Hacker News new | ask | show | jobs
by rtkwe 1175 days ago
I still think we're a long ways off. LLMs can't to my knowledge process a request into a lookup on say an actual database of facts at the moment or parse a request into API actions. So far it's shown it's really really good at continuing a conversation with more text but as far as I understand them there's not a usable comprehension of what's actually being asked and answered.

The point that would say to me the LLM actually has any "understanding" of what it's saying would be when it's able to reliably say "I don't know the answer to that" instead of making up things from scratch. You see that a lot if you ask Bing/Bard "Who is _____?" Most of them are kind of right but a lot of large details are just completely fabricated. A lot of the facts it gets wrong are things Google is already able to produce when queried like where was Person X born or where did they go to school so the fact these LLMs can't slot in actual available facts says to me they're not really going to be that useful with the kind of tasks we've been working on NLP for.

2 comments

> LLMs can't to my knowledge process a request into a lookup on say an actual database of facts at the moment or parse a request into API actions.

They can: https://arxiv.org/abs/2302.04761

> In this paper, we show that LMs can teach themselves to use external tools

“LLMs can't to my knowledge process a request into a lookup on say an actual database of facts at the moment or parse a request into API actions.”

Both Bing chat and ChatGPT plugins are examples of being able to do just this.

You’re right about how they make up answers though, but humans are often quite prone to that too…

A human, if not incentivized to lie or directly incentivized to be truthful, could at least tell you when they're making something up themselves where Bing/Bard seemingly cannot. Once it can do that I think they'll be far more useful, at least then you can have a rough idea of how much you need to check the bots work. If I have to do that for every thing it spits out the best it can do for me is give me new words to use while searching.

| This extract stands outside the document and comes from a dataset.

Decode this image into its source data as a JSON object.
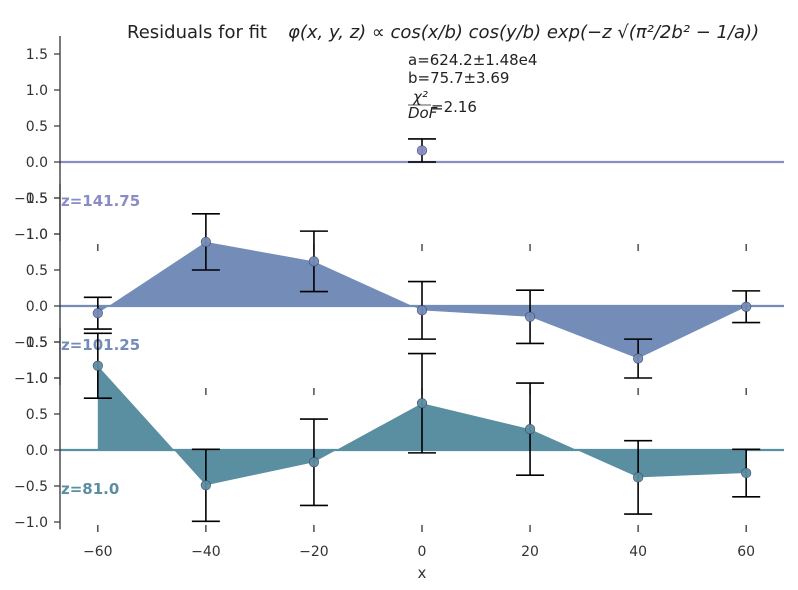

Granted getting the name for something to search is often half the battle in tech.

> could at least tell you when they're making something up themselves where Bing/Bard seemingly cannot.

In fact GPT-4 is quite good at catching hallucinations when the question-answer pair is fed back to itself.

This isn’t automatically applied already because the model is expensive to run, but you can just do it yourself (or automate it with a plug-in or LangChain) and pay the extra cost.

Remember that the model only performs a fixed amount of computation per generated token, so just asking it to think out loud or evaluate its own responses is basically giving it a scratchpad to think harder about your question.